Despite my position with respect to the charge of attempted rape, I would affirm the conviction of conspiracy to commit rape. Unlike criminal attempts, legal impossibility is not recognized as a defense to a charge of conspiracy. United States v Ventimiglia, 145 F Supp 37 (D Md) (1956); United States v Foster, 9 FRD 367 (SD NY) (1949). Although both crimes are, in a sense, inchoate offenses, their development has been somewhat different. At common law, conspiracy consisted only of the agreement to do an unlawful act or a lawful act in an unlawful manner. Clark and Marshall, A Treatise on the Law of Crimes, 6th ed, § 126. Although Code, supra, Article 81, 10 USC § 881, requires proof of an overt act in addition to the agreement to commit an offense under the Code, we have held that the heart of the crime remains the corrupt meeting of the minds. United States v Yarborough, 1 USCMA 678, 5 CMR 106; United States v Nathan, 12 USCMA 398, 30 CMR 398; United States v Kidd, 13 USCMA 184, 32 CMR 184. Here, the accused agreed to have intercourse with an unconscious girl against her will and while she was unable to resist. The averred overt act was also made out. As what these two men thus subj ectively agreed to be their objective constitutes in law the offense of rape, in violation of Code, supra, Article 120, 10 USC § 920, and as thereafter one of them performed an overt act, guilt of conspiracy is made out. My objection is simply to the action of my brothers in transferring the subjective approach in conspiracy to the objective questions involved in attempts.
For these reasons, I would affirm the decision of the board of review in part and reverse it in part.

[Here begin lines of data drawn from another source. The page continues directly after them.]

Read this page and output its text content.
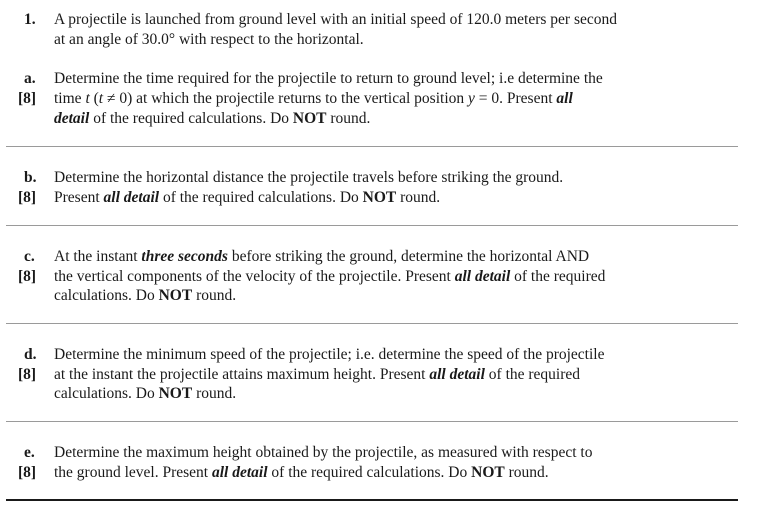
1. A projectile is launched from ground level with an initial speed of 120.0 meters per second
at an angle of 30.0° with respect to the horizontal.
a. Determine the time required for the projectile to return to ground level; i.e determine the
[8] time t (t ≠ 0) at which the projectile returns to the vertical position y = 0. Present all
detail of the required calculations. Do NOT round.
b. Determine the horizontal distance the projectile travels before striking the ground.
[8] Present all detail of the required calculations. Do NOT round.
c. At the instant three seconds before striking the ground, determine the horizontal AND
[8] the vertical components of the velocity of the projectile. Present all detail of the required
calculations. Do NOT round.
d. Determine the minimum speed of the projectile; i.e. determine the speed of the projectile
[8] at the instant the projectile attains maximum height. Present all detail of the required
calculations. Do NOT round.
e. Determine the maximum height obtained by the projectile, as measured with respect to
[8] the ground level. Present all detail of the required calculations. Do NOT round.
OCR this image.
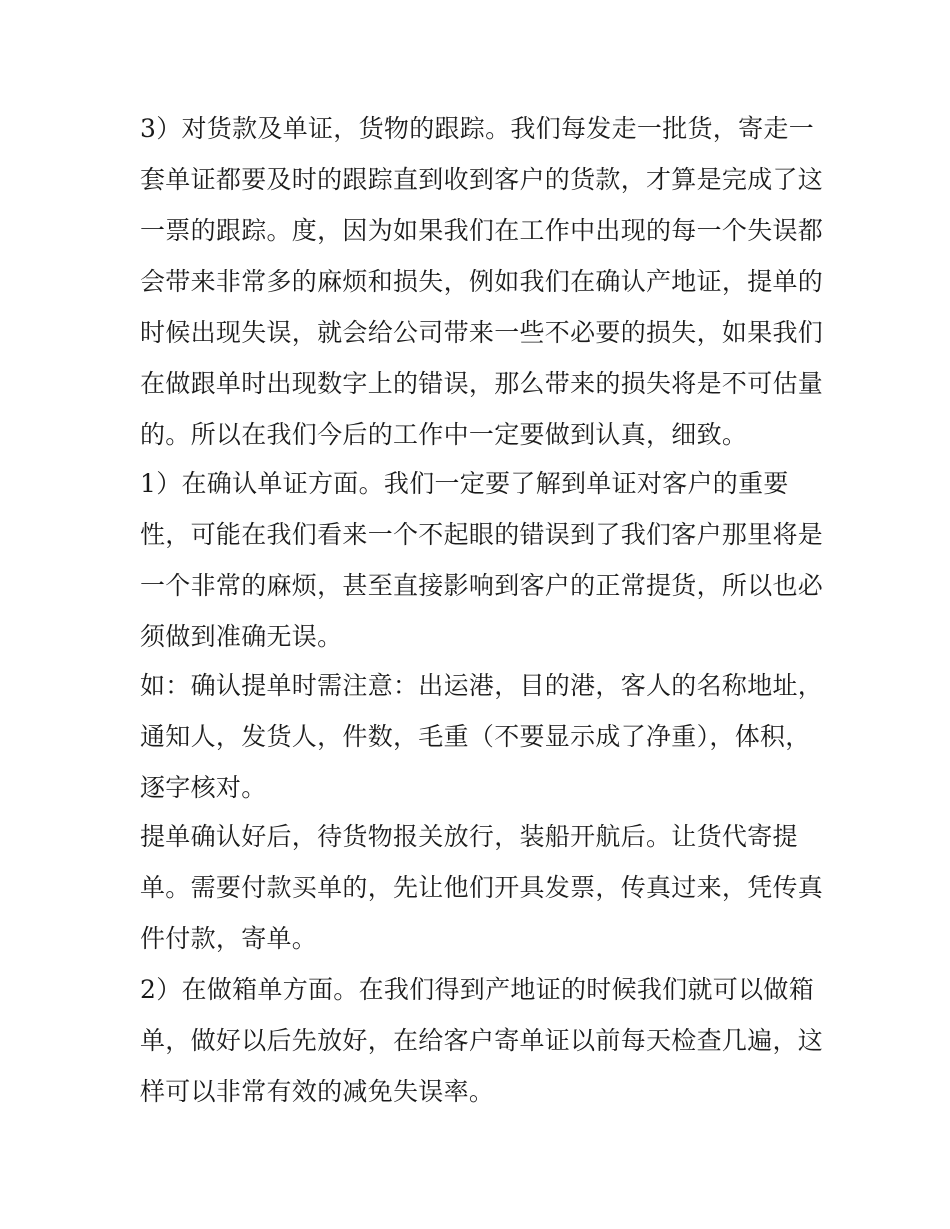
3）对货款及单证，货物的跟踪。我们每发走一批货，寄走一
套单证都要及时的跟踪直到收到客户的货款，才算是完成了这
一票的跟踪。度，因为如果我们在工作中出现的每一个失误都
会带来非常多的麻烦和损失，例如我们在确认产地证，提单的
时候出现失误，就会给公司带来一些不必要的损失，如果我们
在做跟单时出现数字上的错误，那么带来的损失将是不可估量
的。所以在我们今后的工作中一定要做到认真，细致。
1）在确认单证方面。我们一定要了解到单证对客户的重要
性，可能在我们看来一个不起眼的错误到了我们客户那里将是
一个非常的麻烦，甚至直接影响到客户的正常提货，所以也必
须做到准确无误。
如：确认提单时需注意：出运港，目的港，客人的名称地址，
通知人，发货人，件数，毛重（不要显示成了净重），体积，
逐字核对。
提单确认好后，待货物报关放行，装船开航后。让货代寄提
单。需要付款买单的，先让他们开具发票，传真过来，凭传真
件付款，寄单。
2）在做箱单方面。在我们得到产地证的时候我们就可以做箱
单，做好以后先放好，在给客户寄单证以前每天检查几遍，这
样可以非常有效的减免失误率。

Some writers state that legal impossibility is always a defense and physical impossibility usually is not. Close analysis of the problem will disclose that those cases in which “physical” impossibility has been held to be a defense are, in reality, cases of legal impossibility. Cf. Smith, “Two Problems in Criminal Attempts,” 70 Harvard Law Review 422. It is suggested that this mislabeling hás done much to add to confusion in the area.